# Data Skipping

Data skipping information is collected **automatically** when you write data into a Delta Lake table. **_Delta Lake takes advantage_** of this information (minimum and maximum values for each column) at query time to provide faster queries. 

You do not need to configure data skipping; the feature is activated whenever applicable. However, its effectiveness depends on the layout of your data. For best results, apply Z-Ordering.

Collecting statistics on a column containing long values such as string or binary is an expensive operation. To avoid collecting statistics on such columns you can configure the table property **delta.dataSkippingNumIndexedCols**. 

This property indicates the position index of a column in the table's schema. All columns with a position index less than the **delta.dataSkippingNumIndexedCols** property will have statistics collected. 

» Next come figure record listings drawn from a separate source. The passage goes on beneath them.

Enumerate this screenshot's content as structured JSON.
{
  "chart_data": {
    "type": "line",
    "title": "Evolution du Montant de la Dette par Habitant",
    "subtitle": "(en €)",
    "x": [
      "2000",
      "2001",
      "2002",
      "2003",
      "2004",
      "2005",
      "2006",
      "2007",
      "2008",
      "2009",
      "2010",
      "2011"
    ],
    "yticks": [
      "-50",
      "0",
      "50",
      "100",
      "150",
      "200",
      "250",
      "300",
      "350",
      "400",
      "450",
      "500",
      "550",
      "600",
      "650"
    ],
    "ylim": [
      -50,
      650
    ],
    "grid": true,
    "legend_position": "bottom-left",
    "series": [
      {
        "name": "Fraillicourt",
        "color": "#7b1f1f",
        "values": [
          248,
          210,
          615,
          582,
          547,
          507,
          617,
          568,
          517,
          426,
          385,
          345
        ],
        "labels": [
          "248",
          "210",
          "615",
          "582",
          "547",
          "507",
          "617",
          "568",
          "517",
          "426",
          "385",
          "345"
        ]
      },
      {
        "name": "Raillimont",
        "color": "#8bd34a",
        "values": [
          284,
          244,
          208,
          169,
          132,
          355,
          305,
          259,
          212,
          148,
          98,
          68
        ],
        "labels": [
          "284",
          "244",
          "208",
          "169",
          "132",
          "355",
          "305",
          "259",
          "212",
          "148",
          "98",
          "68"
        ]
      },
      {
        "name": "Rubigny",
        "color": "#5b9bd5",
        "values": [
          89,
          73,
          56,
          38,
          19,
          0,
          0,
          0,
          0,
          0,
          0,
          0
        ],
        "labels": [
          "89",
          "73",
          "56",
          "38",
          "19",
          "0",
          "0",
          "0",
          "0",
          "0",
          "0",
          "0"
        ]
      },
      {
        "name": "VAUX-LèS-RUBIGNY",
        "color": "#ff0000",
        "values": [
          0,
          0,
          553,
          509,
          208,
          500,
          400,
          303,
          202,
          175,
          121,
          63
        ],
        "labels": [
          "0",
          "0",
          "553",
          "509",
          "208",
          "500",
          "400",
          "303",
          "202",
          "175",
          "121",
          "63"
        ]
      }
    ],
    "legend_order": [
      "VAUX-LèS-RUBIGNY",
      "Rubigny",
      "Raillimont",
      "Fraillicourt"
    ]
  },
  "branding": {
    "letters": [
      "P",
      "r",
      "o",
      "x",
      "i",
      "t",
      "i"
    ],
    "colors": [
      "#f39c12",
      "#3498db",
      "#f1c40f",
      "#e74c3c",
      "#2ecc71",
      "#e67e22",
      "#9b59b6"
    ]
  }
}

For the purposes of collecting statistics, each field within a nested column is considered as an individual column. To avoid collecting statistics on columns containing long values, either set the **delta.dataSkippingNumIndexedCols** property so that the long value columns are after this index in the table's schema, or move columns containing long strings to an index position greater than the **delta.dataSkippingNumIndexedCols** property by using **ALTER TABLE ALTER COLUMN**.



## Generate dummy data

[Data Generator](https://github.com/databrickslabs/dbldatagen)

In [None]:
%pip install dbldatagen
%pip install jmespath

In [None]:
import dbldatagen as dg
from pyspark.sql.types import IntegerType, FloatType, StringType
column_count = 35
data_rows = 1000
df_spec = (dg.DataGenerator(spark, name="test_data_set1", rows=data_rows,
                                                  partitions=4)
           .withIdOutput()
           .withColumn("r", FloatType(), 
                            expr="floor(rand() * 350) * (86400 + 3600)",
                            numColumns=column_count)
           .withColumn("code1", IntegerType(), minValue=100, maxValue=200)
           .withColumn("code2", IntegerType(), minValue=0, maxValue=10)
           .withColumn("code3", StringType(), values=['a', 'b', 'c'])
           .withColumn("code4", StringType(), values=['a', 'b', 'c'], 
                          random=True)
           .withColumn("code5", StringType(), values=['a', 'b', 'c'], 
                          random=True, weights=[9, 1, 1])
 
           )

delta_table_name = 'demo.data_skipping_demo'
spark.sql(f"DROP TABLE IF EXISTS {delta_table_name}")
                         
df = df_spec.build()
df.write.format("delta").saveAsTable(delta_table_name)                        

## Checking stats

As you can see there are mode than 32 columns in the table, So only the first 32 columns will have statistics created. 

In [None]:
%%sql
DESCRIBE demo.data_skipping_demo

In [None]:
from pyspark.sql.types import StructType,StructField,BooleanType,LongType,StringType
from pyspark.sql.functions import col, from_json
deltalog = spark.read.json("Tables/data_skipping_demo/_delta_log/00000000000000000000.json")
schema= StructType([
    StructField('numRecords',LongType(), True), 
    StructField('minValues', StringType(), True), 
    StructField('maxValues', StringType(), True), 
    StructField('nullCount', StringType(), True)
    ])

df_add = deltalog.select(from_json(col('add.stats'),schema).alias('stats')).select(['stats.numRecords','stats.minValues','stats.maxValues','stats.nullCount']).where("add is not null")
display(df_add)


## Change column 

Now, let's change a column that is 

In [None]:
%%sql
ALTER TABLE data_skipping_demo CHANGE COLUMN code5 AFTER r_0

In [None]:
%%sql
DESCRIBE demo.data_skipping_demo

## Checking Delta log

In [None]:
import delta

delta_info = delta_info = delta.DeltaTable.forName(spark, "demo.data_skipping_demo")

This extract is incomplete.